Robert Neller, the commandant of the U.S. Marine Corps, acknowledged the limitations of military plans during an appearance at the Center for Strategic and International Studies on Thursday. “If [a U.S. conflict with North Korea] were to go down, I’m not now so sure it’s going to go down the way we planned. It never does,” he said. Neller stressed that he hopes such a fight never breaks out. Nevertheless, “we want to be ready, and we want to have a capability that allows our diplomats to come up with a diplomatic solution.”
Neller said he and other heads of the armed services have gotten “familiar with the geography … [and] the plans” and done “some logistical preparation that’s just prudent.” He added that U.S. Forces Korea and U.S. Pacific Command are busy training, conducting exercises, and exploring “force deployment options” to convey to the “other side” that “you really don’t want to do this.” Meanwhile, the other side is making its own preparations. Alexander Vorontsov, a Russian Korea scholar, recently wrote that North Korean Foreign Ministry officials he visited in Pyongyang in November told him they did “not want war” but would “not hide from it either.” They “feared that the U.S. was already trying to shape the battlefield for a military operation against the North.” And, Vorontsov continued, the North Korean government “is not bluffing when it says that ‘only one question remains: When will war break out?’ … [O]ur counterparts emphasized that ‘our soldiers have long been sleeping without removing their boots.’”

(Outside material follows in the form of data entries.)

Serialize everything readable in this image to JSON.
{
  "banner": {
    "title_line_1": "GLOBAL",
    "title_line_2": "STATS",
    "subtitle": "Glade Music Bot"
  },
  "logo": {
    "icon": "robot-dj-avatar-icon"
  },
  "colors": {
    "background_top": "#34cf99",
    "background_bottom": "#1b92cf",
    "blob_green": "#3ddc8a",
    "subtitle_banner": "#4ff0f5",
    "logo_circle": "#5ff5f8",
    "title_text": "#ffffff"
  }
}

In such circumstances, Gallego worries that “we [could] trip ourselves into a war” no one wants—if, “for example, the North assumes one of our moves is a strike and they decide to do a preemptive strike.” Neller might respond that one of the points of U.S. military preparations is to prevent war by deterring the adversary. And perhaps war will indeed be averted. Then again, perhaps not. As the World War I historian Margaret MacMillan told me not long ago, “Once you get into a countdown situation, once people begin to think of war as likely, then it becomes that much more likely”—whether as a result of deliberate decisions, tragic miscalculation, or mere mistake.